Anaconda Python Distribution

Photo Credit  via Flickr / Creative Commons

Photo Credit via Flickr / Creative Commons

A few days ago I tweeted about the Anaconda distribution of Python from Continuum Analytics. I expressed surprise that I'd never heard of it before. For my needs, I believe it's better than either Enthought's Canopy distribution (formerly "Enthought Python Distribution" or "EPD") or "rolling my own." To my further surprise, David Cournapeau from Enthought responded to my tweet asking if I could expand on my comments:

So, here is an expanded answer. I certainly don't mean any disrespect to Enthought, who pretty much led the charge in the field of scientific Python distributions. I saw Continuum IO's CEO, Travis Oliphant, speak at PyCon 2008 in Chicago... when he was working for Enthought!

Both Anaconda and Canopy are Python distributions that run on Windows, OSX and Linux. Generally, both provide a fully integrated environment for scientific analysis with SciPy and NumPy. The selling point of both, I'd say, is that all the compilation and integration details are handled for you. I suspect anybody who's tried to get SciPy, NumPy, the latest IPython and all the various libraries and dependencies to compile and install successfully would agree.

My comments on Enthought are based on my attempts to find a distro for Windows that installed and worked easily; I wasn't having very good luck getting some of the tools, especially easy_install and pip, working properly with the vanilla installer from Python.org. In general I find Python on Windows to be a pain in the neck, so my analysis may be colored by that. In much the same way, it's not that I don't like my wife's lamb recipe... it's just that I don't care for lamb.

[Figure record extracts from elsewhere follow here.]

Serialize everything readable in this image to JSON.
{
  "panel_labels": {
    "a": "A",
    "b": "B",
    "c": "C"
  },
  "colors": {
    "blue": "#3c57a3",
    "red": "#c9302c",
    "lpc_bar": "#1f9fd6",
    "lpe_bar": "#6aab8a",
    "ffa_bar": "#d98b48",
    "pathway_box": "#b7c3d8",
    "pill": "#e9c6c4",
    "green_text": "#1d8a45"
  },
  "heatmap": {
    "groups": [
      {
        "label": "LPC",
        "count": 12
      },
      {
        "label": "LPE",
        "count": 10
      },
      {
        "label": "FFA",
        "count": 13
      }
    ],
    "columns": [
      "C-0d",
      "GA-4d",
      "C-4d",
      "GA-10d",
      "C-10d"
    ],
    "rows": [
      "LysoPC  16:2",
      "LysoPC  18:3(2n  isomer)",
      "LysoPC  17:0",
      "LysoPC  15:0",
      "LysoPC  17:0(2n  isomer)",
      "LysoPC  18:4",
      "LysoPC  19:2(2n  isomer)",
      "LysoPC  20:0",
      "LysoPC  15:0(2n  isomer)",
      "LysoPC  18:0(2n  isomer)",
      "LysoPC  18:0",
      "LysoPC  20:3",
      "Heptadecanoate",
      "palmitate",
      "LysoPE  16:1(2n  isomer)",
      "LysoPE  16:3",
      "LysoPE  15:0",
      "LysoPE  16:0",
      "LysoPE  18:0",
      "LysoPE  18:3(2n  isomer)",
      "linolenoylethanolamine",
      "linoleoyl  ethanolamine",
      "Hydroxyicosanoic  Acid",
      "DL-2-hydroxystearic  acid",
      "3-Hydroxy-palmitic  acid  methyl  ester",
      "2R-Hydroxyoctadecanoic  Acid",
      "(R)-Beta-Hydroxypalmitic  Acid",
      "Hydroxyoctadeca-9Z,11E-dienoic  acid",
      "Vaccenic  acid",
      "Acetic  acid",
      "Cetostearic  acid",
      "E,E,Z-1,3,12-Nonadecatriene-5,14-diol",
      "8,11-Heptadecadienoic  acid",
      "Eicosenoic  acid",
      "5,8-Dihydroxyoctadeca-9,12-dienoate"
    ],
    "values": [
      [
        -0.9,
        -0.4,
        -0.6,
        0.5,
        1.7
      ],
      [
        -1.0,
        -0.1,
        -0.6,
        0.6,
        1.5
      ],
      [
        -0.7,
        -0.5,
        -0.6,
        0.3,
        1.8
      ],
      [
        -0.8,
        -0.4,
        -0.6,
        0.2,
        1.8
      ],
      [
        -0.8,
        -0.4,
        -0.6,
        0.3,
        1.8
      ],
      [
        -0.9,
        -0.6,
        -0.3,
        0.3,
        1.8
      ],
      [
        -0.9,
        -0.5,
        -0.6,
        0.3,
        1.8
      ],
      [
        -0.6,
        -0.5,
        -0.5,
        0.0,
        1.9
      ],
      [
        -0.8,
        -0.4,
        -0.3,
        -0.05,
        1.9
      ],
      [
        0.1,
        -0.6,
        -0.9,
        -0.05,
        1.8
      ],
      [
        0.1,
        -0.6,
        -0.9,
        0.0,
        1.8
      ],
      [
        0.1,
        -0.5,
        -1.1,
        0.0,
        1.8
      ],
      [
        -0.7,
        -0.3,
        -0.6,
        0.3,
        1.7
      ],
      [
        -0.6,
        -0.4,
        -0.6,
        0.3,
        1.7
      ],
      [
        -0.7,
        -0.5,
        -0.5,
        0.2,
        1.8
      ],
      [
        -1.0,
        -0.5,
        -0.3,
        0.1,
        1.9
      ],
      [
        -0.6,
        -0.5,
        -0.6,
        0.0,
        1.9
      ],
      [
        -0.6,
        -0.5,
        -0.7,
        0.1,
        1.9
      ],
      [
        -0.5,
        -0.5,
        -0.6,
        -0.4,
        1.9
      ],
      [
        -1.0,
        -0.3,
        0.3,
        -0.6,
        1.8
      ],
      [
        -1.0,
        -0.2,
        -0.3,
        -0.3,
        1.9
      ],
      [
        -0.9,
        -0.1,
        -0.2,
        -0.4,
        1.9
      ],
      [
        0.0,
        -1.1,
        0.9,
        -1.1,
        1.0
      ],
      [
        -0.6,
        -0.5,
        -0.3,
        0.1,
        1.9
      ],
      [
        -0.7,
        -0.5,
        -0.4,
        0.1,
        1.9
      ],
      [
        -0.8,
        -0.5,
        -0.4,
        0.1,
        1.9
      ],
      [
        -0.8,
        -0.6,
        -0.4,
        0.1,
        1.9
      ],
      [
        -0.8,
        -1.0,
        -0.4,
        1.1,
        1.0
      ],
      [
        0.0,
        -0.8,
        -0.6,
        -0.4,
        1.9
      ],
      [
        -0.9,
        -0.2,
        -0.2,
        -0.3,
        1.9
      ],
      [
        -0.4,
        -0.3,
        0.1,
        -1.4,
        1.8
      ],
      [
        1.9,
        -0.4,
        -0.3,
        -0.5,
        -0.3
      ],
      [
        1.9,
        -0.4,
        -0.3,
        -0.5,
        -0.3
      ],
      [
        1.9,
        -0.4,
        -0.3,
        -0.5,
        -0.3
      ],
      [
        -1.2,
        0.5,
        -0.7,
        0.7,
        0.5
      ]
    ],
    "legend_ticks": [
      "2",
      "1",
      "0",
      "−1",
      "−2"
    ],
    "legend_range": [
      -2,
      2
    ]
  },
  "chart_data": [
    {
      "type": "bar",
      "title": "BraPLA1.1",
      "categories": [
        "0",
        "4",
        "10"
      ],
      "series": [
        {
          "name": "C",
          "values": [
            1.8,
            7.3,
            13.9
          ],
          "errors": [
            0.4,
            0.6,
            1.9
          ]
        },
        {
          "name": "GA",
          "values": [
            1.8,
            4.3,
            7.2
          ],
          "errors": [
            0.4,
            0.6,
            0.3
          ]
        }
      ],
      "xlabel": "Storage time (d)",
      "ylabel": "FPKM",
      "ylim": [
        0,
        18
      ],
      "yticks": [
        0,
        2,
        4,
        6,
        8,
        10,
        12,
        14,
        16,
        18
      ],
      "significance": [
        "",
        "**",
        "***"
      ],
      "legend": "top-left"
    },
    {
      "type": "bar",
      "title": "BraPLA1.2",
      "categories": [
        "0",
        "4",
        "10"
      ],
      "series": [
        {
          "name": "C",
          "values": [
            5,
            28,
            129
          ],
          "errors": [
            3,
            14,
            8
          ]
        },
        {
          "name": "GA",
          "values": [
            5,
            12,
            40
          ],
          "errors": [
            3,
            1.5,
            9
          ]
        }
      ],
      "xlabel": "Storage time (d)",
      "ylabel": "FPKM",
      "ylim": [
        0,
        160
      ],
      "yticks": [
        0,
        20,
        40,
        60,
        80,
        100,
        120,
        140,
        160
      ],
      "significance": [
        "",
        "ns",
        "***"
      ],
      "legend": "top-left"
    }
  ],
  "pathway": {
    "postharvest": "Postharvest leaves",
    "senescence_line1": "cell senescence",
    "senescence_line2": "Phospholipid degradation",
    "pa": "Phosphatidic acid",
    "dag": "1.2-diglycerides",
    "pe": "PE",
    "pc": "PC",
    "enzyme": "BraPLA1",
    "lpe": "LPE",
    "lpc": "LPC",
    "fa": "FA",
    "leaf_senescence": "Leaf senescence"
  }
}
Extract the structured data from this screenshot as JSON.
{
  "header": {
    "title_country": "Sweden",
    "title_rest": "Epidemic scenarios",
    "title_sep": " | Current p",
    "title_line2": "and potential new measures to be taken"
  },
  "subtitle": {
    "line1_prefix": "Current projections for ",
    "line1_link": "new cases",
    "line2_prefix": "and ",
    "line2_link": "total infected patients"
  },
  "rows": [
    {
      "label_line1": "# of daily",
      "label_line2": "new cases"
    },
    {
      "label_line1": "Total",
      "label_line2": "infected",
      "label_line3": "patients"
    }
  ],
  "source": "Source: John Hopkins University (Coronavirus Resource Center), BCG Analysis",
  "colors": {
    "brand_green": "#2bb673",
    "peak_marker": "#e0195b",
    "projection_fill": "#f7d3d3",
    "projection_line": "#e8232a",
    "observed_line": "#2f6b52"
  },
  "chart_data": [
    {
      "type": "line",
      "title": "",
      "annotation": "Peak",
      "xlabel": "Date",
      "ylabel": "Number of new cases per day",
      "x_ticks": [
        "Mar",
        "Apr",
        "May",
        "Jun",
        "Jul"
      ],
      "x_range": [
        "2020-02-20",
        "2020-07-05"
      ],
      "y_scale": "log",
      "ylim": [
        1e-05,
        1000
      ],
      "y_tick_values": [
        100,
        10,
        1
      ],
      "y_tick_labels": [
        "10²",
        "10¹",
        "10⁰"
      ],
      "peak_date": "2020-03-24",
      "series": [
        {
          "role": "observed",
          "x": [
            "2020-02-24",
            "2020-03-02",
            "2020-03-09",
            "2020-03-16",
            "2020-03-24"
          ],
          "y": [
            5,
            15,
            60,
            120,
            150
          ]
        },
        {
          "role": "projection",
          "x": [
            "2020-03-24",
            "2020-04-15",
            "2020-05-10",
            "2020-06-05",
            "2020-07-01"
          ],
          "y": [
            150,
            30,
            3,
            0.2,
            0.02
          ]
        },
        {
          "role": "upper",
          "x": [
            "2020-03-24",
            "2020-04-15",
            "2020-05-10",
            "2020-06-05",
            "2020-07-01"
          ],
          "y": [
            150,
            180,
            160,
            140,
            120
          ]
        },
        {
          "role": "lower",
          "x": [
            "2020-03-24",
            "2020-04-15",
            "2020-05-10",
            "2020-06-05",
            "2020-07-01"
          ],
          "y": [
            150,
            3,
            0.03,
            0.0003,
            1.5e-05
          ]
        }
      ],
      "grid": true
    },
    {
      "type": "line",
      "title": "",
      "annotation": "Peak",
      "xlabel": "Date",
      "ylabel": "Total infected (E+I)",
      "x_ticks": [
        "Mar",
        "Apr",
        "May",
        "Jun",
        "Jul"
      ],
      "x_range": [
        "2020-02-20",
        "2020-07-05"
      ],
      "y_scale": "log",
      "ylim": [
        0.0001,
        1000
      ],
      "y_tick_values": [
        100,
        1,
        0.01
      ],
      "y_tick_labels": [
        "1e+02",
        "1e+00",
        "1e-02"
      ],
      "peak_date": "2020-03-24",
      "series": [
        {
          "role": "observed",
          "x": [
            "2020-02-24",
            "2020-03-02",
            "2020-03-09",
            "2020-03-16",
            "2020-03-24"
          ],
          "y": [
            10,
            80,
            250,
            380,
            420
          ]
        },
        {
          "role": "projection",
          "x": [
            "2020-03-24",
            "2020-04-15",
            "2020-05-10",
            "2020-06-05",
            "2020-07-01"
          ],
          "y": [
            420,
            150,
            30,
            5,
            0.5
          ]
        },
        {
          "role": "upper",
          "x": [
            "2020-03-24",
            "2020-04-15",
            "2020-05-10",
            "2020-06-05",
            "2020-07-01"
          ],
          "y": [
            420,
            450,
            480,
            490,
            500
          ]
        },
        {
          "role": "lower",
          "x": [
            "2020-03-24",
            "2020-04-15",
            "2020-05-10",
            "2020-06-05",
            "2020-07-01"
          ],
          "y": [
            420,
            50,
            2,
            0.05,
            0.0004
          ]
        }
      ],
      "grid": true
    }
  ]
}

Here are the differences as I see them.

  • Product Mix: With Anaconda, there's pretty much just one product, and it's free.  Continuum's add-on product offerings are mostly specialized compilers and libraries for allowing various parts of Anaconda to take better advantage of hardware (with "NumbaPro" and Intel's "MKL Optmiziations", collectively "Anaconda Accelerate") and to more efficiently interface with data stores ("IOPro.")  But except for performance differences, the free edition of the distribution basically works the same.  With Enthought's Canopy distribution, in order to de-cripple the distribution and get the package installer working, it seems that you have to purchase the "Pro" version -- effectively you've got to purchase services to go along with the code.  That might be OK for a Fortune 500 corporation, but not for me.
  • Platform Availability: Anaconda offers 32-bit and 64-bit installs for Linux and Windows, and 64-bit only installs for OSX. With Enthought, 64-bit support for Windows or OSX is only available in the Pro version. Since most scientific/technical users are probably running newer machines with lots of RAM, most of them are probably running 64-bit operating systems.
  • Licensing: Anaconda's licensing means that if I wanted to deploy it on a temporary EC2 cluster, or redistribute it with a virtual machine image, I can.  (This would not be true of the add-on products, naturally.) While Enthought does permit redistribution of the installer in unaltered form, a lot of its features are only available with a paid license, so redistributing it isn't very practical.
  • Python Versions: I like that Anaconda lets me easily work with multiple Python versions, and multiple environments, with just a command line switch. It's like a virtualenv on steriods that also lets you test your code with several different versions of Python. This is huge for developers that need to test in a variety of environments. One of the reasons I hadn't yet started using Python 3.x was that I was afraid of borking my standard system python. Enthought, as far as I can tell, only includes Python 2.7.3.
  • Package Management: The Anaconda package manager, in my testing thus far, pretty much just works. It also provides a correctly configure C compiler, which allows you to use pip to install things that are not included in Anaconda's repositories. I like that Anaconda warned me when I tried to install virtualenv, because conda does a lot of similar things and they would conflict. I had a lot of trouble with the graphical Enthought package manager, on the other hand. Why would I need a graphical tool for this? It's a programming environment for scientific and technical users; command line tools are perfectly acceptable, and in many cases preferable. I signed up for an Enthought account, hoping that it would make the package manager work, but no such luck.
  • Packages Included: Enthought lacks database drivers, sphinx, docutils, reportlab, pep8 and hdf5.  These seem like obvious omissions.

I don't want to say that Enthought doesn't have its uses. I've worked in University computing environments before. It would be nice to have a site license for a set of graphical tools that is pretty much the same on Windows, OSX and Linux. But for me, I just want something that works with a minimum of fuss on my own machines, which include Windows, OSX and Linux. And I want to be able to install it on as many machines as I want, including potentially hundreds of temporary VMs, without any licensing hassles. If I get to the point where I need services or consulting, I'm happy to pay for it ... I just don't want to be forced to in order to use the base distro.

For me, the new scientific Python distro of choice is Anaconda's.

That may not be a very satisfying answer for Enthought, as it doesn't really answer David's question, but those are my impressions.